CAMBRIDGE, England, May 8 (UPI) -- A pair of ancient fossilized brains have shed new light on the evolutionary transition from soft to hard bodies among the predecessors of modern arthropods, the group of creatures that includes insects, arachnids and crustaceans.
The two brains, each some 500 million years old, belong to a soft-bodied trilobite and an odd submarine-like creature with the scientific name Odaraia alata. Despite the differences in appearance, researchers found the their brains and the nerves that connect their eye-like features were similarly developed -- suggesting a common ancestor.
The unique eye-like features are called anterior sclerite. Somewhere along the way they were discarded, deemed unnecessary by the processes of evolution. But they mark a little-understood transition period in the evolution of arthropods -- a time during the Cambrian explosion when hard-bodied, jointed arthropods burst onto the scene, inheriting a world previously dominated by worms and jellyfish.

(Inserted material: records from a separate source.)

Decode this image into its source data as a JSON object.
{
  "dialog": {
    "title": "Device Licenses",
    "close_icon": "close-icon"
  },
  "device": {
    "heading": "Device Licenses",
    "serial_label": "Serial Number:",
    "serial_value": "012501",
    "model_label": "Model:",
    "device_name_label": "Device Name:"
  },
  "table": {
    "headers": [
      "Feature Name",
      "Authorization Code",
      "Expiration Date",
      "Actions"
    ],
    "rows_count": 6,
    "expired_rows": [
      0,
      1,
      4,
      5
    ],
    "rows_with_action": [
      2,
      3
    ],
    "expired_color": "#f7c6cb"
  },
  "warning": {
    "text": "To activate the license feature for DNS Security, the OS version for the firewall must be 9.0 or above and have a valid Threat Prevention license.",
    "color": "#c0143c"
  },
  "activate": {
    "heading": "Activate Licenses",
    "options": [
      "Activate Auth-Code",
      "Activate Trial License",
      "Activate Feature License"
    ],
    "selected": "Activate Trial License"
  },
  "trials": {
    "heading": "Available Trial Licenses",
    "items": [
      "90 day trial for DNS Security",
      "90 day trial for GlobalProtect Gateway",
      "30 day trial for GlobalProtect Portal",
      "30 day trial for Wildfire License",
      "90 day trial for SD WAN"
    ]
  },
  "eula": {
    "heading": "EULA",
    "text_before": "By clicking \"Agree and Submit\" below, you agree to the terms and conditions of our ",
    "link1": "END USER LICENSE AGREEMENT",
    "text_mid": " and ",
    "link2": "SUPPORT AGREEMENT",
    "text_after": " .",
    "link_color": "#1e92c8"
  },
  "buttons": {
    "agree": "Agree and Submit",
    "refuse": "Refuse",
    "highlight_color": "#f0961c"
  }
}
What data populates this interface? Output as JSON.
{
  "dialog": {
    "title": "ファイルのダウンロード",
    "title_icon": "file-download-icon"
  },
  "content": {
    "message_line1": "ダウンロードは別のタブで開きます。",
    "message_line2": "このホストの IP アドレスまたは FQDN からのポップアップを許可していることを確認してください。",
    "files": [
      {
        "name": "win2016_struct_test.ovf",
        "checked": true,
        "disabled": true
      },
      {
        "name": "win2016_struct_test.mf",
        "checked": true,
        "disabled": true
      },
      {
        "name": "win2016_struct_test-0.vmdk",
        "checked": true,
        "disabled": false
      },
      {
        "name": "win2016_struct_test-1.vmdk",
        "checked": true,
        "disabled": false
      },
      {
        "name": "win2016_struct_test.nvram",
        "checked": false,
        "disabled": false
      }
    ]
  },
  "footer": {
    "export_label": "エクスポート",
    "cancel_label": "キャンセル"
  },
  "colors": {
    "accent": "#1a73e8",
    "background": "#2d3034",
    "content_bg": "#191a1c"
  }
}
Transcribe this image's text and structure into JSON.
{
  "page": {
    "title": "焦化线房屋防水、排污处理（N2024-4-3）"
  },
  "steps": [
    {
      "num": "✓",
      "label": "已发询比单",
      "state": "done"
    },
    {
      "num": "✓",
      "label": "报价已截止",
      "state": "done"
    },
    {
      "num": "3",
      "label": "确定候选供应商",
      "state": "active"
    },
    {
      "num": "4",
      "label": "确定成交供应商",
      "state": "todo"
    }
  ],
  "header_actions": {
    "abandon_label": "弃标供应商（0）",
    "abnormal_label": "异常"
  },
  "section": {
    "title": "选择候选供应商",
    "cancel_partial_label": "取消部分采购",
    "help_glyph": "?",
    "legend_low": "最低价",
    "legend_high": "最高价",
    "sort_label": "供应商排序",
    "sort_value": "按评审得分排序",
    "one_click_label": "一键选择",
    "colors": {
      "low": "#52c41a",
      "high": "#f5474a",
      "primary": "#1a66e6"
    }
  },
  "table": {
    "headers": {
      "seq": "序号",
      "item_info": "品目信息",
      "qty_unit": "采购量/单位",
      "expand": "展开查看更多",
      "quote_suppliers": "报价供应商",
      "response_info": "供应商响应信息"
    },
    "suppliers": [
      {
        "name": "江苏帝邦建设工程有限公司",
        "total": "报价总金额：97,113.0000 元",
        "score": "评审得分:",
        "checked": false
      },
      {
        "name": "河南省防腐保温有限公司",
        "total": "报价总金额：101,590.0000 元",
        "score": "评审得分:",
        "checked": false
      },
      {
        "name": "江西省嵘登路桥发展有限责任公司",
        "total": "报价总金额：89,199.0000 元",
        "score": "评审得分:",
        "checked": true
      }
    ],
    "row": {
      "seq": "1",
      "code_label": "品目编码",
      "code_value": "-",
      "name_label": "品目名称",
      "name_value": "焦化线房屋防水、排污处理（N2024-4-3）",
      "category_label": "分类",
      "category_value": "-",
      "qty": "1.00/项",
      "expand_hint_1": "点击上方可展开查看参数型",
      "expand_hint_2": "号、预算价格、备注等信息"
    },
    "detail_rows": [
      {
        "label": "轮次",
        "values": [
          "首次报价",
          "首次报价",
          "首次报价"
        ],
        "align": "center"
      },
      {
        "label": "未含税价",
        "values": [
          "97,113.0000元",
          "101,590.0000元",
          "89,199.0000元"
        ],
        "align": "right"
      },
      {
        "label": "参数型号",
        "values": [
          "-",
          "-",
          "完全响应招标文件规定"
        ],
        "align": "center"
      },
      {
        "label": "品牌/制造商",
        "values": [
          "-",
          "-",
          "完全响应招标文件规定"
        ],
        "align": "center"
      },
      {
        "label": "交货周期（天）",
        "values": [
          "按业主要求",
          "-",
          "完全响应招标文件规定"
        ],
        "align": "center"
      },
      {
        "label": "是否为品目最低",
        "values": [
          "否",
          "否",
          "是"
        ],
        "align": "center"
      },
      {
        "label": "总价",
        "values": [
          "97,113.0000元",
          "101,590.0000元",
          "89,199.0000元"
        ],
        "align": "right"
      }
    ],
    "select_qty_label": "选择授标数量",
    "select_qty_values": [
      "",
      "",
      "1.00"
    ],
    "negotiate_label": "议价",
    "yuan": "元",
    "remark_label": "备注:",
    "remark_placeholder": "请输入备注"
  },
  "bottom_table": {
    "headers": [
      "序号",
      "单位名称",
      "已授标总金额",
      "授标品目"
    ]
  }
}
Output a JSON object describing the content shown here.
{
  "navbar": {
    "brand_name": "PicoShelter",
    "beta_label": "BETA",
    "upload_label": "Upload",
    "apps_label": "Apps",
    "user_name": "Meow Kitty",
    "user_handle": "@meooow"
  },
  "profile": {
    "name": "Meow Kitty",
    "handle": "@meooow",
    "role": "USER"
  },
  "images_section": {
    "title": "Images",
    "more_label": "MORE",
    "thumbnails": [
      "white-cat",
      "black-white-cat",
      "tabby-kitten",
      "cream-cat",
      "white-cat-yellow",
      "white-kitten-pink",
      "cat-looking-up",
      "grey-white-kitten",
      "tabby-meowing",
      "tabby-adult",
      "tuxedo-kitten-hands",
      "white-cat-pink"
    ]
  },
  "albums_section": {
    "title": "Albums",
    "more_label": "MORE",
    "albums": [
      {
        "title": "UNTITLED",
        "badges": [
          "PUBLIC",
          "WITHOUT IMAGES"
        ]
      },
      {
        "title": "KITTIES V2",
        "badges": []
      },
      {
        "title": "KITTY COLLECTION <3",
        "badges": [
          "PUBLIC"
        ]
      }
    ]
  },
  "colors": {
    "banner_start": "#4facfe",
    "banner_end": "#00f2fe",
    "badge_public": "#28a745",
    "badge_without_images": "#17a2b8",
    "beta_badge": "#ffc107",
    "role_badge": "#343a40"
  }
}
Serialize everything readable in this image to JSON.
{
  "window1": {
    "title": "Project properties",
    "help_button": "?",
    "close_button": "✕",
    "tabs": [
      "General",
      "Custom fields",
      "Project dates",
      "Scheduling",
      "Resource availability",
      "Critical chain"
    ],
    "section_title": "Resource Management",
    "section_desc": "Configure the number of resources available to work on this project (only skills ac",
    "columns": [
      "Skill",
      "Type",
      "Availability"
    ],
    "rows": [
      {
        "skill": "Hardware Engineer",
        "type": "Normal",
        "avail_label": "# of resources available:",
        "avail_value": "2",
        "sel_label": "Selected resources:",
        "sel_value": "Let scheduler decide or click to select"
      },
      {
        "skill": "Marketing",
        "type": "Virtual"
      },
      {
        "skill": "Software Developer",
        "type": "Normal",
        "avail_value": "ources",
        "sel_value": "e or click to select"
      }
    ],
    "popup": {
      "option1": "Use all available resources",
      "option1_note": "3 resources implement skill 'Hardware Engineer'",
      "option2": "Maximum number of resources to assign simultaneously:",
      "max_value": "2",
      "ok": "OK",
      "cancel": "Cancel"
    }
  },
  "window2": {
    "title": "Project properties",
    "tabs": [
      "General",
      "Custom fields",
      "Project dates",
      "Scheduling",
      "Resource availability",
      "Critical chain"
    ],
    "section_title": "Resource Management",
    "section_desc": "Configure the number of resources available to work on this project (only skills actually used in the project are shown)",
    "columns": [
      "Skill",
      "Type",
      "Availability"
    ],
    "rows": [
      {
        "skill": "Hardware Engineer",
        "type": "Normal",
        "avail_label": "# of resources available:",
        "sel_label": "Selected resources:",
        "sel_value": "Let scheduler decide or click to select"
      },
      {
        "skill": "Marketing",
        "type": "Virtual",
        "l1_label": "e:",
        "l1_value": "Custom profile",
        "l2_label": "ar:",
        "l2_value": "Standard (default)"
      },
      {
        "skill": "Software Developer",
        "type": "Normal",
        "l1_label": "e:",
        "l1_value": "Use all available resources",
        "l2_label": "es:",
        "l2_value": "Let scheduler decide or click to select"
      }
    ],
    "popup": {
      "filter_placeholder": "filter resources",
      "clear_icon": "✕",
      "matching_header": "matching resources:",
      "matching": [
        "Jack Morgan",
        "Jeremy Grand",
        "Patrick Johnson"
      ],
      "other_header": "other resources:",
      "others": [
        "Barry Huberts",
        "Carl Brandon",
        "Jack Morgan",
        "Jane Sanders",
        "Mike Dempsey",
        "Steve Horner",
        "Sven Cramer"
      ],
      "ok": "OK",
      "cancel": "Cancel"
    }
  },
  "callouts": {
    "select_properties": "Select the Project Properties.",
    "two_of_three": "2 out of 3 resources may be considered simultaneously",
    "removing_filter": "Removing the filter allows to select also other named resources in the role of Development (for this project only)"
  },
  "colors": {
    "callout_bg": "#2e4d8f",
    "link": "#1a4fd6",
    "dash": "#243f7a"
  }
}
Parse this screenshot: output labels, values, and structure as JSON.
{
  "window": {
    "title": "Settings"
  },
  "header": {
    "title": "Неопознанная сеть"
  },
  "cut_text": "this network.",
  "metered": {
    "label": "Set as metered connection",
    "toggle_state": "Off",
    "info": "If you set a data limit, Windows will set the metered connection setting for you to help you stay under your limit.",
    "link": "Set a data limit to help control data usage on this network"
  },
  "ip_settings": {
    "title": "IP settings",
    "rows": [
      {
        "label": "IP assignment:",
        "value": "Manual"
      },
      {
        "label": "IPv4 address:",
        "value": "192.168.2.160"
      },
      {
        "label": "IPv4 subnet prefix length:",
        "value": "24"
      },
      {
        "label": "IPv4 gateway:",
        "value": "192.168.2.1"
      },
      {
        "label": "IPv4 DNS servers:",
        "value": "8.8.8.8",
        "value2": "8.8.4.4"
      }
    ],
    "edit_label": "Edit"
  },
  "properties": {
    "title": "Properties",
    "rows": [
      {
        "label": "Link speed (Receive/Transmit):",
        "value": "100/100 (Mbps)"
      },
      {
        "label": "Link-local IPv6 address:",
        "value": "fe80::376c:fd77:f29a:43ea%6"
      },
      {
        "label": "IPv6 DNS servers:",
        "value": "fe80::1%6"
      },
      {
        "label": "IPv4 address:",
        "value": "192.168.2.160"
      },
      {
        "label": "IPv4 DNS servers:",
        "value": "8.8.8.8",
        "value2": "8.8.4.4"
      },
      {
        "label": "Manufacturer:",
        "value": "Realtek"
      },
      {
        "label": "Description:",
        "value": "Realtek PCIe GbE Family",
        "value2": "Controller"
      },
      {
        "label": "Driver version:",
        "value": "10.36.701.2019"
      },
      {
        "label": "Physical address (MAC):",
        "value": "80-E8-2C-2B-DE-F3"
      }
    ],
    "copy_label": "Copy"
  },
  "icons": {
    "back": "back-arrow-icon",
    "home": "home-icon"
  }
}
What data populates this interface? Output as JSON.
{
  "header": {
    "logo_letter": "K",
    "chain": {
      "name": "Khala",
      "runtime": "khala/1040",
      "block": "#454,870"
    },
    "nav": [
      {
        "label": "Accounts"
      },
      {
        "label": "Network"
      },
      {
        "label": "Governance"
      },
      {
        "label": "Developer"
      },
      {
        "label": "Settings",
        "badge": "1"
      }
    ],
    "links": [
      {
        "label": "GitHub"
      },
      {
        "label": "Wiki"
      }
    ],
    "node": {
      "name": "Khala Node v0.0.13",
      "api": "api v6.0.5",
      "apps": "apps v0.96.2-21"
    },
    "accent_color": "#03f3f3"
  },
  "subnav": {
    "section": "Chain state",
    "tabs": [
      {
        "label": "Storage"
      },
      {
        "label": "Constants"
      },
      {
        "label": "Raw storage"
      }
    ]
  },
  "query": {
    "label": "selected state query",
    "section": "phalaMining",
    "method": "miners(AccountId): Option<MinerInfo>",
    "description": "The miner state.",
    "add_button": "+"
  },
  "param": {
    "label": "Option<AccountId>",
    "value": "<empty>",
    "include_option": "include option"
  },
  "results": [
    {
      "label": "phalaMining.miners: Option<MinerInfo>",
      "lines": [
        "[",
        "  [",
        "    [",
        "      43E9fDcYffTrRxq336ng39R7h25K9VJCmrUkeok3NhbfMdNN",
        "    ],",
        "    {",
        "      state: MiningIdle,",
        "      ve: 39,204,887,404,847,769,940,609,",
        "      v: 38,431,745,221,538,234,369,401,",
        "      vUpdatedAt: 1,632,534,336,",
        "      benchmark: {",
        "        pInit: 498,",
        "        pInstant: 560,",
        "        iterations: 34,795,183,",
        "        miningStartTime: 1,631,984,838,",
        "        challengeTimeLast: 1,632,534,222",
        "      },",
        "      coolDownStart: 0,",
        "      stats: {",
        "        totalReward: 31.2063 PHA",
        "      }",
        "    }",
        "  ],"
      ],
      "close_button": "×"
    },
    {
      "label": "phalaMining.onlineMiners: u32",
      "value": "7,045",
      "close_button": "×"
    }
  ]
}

"Heads have become more complex over time," Dr. Javier Ortega-Hernandez, an earth scientist and postdoctoral researcher at the University of Cambridge, in England, said in a press release. "But what we're seeing here is an answer to the question of how arthropods changed their bodies from soft to hard. It gives us an improved understanding of the origins and complex evolutionary history of this highly successful group."
The fossils belong to collections at the Royal Ontario Museum in Toronto and the Smithsonian Institution in the U.S. capital. They were both recovered from the Burgess Shale deposits in Western Canada.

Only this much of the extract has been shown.